I thought that these patches don't depend on each other, flush_work/workueue
don't care where cpu-hotplug takes workqueue_mutex, in CPU_LOCK_ACQUIRE or in
CPU_UP_PREPARE case (or CPU_DEAD/CPU_LOCK_RELEASE for unlock).

Could you clarify? Just curious.

Oleg.

Subject: Re: [PATCH 3/2] fix flush_workqueue() vs CPU_DEAD race

On Wed, Jan 03, 2007 at 08:26:57PM +0300, Oleg Nesterov wrote:
>
> I thought that these patches don't depend on each other, flush_work/workueue
> don't care where cpu-hotplug takes workqueue_mutex, in CPU_LOCK_ACQUIRE or in
> CPU_UP_PREPARE case (or CPU_DEAD/CPU_LOCK_RELEASE for unlock).
>
> Could you clarify? Just curious.

You are right. They don't depend on each other.

The intention behind introducing CPU_LOCK_ACQUIRE and CPU_LOCK_RELEASE
was to have a standard place where the subsystems could acquire/release
the "cpu hotplug protection" mutex in the cpu_hotplug callback function.

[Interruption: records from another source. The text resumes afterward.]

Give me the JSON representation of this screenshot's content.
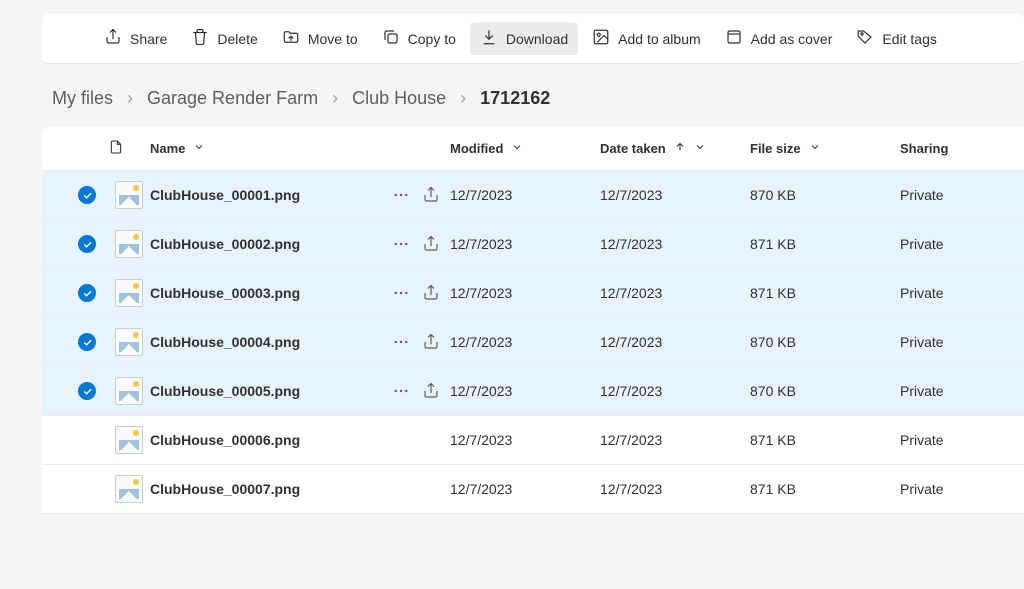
{
  "toolbar": {
    "share": "Share",
    "delete": "Delete",
    "move_to": "Move to",
    "copy_to": "Copy to",
    "download": "Download",
    "add_to_album": "Add to album",
    "add_as_cover": "Add as cover",
    "edit_tags": "Edit tags"
  },
  "breadcrumb": {
    "items": [
      "My files",
      "Garage Render Farm",
      "Club House",
      "1712162"
    ]
  },
  "columns": {
    "name": "Name",
    "modified": "Modified",
    "date_taken": "Date taken",
    "file_size": "File size",
    "sharing": "Sharing"
  },
  "files": [
    {
      "selected": true,
      "name": "ClubHouse_00001.png",
      "modified": "12/7/2023",
      "date_taken": "12/7/2023",
      "size": "870 KB",
      "sharing": "Private"
    },
    {
      "selected": true,
      "name": "ClubHouse_00002.png",
      "modified": "12/7/2023",
      "date_taken": "12/7/2023",
      "size": "871 KB",
      "sharing": "Private"
    },
    {
      "selected": true,
      "name": "ClubHouse_00003.png",
      "modified": "12/7/2023",
      "date_taken": "12/7/2023",
      "size": "871 KB",
      "sharing": "Private"
    },
    {
      "selected": true,
      "name": "ClubHouse_00004.png",
      "modified": "12/7/2023",
      "date_taken": "12/7/2023",
      "size": "870 KB",
      "sharing": "Private"
    },
    {
      "selected": true,
      "name": "ClubHouse_00005.png",
      "modified": "12/7/2023",
      "date_taken": "12/7/2023",
      "size": "870 KB",
      "sharing": "Private"
    },
    {
      "selected": false,
      "name": "ClubHouse_00006.png",
      "modified": "12/7/2023",
      "date_taken": "12/7/2023",
      "size": "871 KB",
      "sharing": "Private"
    },
    {
      "selected": false,
      "name": "ClubHouse_00007.png",
      "modified": "12/7/2023",
      "date_taken": "12/7/2023",
      "size": "871 KB",
      "sharing": "Private"
    }
  ]
}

The same can be acheived by acquiring these mutexes in
CPU_UP_PREPARE/CPU_DOWN_PREPARE etc.

This is true for every subsystem that is cpu-hotplug aware.

> Oleg.
>

Thanks and Regards
gautham.
--
Gautham R Shenoy
Linux Technology Center
IBM India.
"Freedom comes with a price tag of responsibility, which is still a bargain,
because Freedom is priceless!"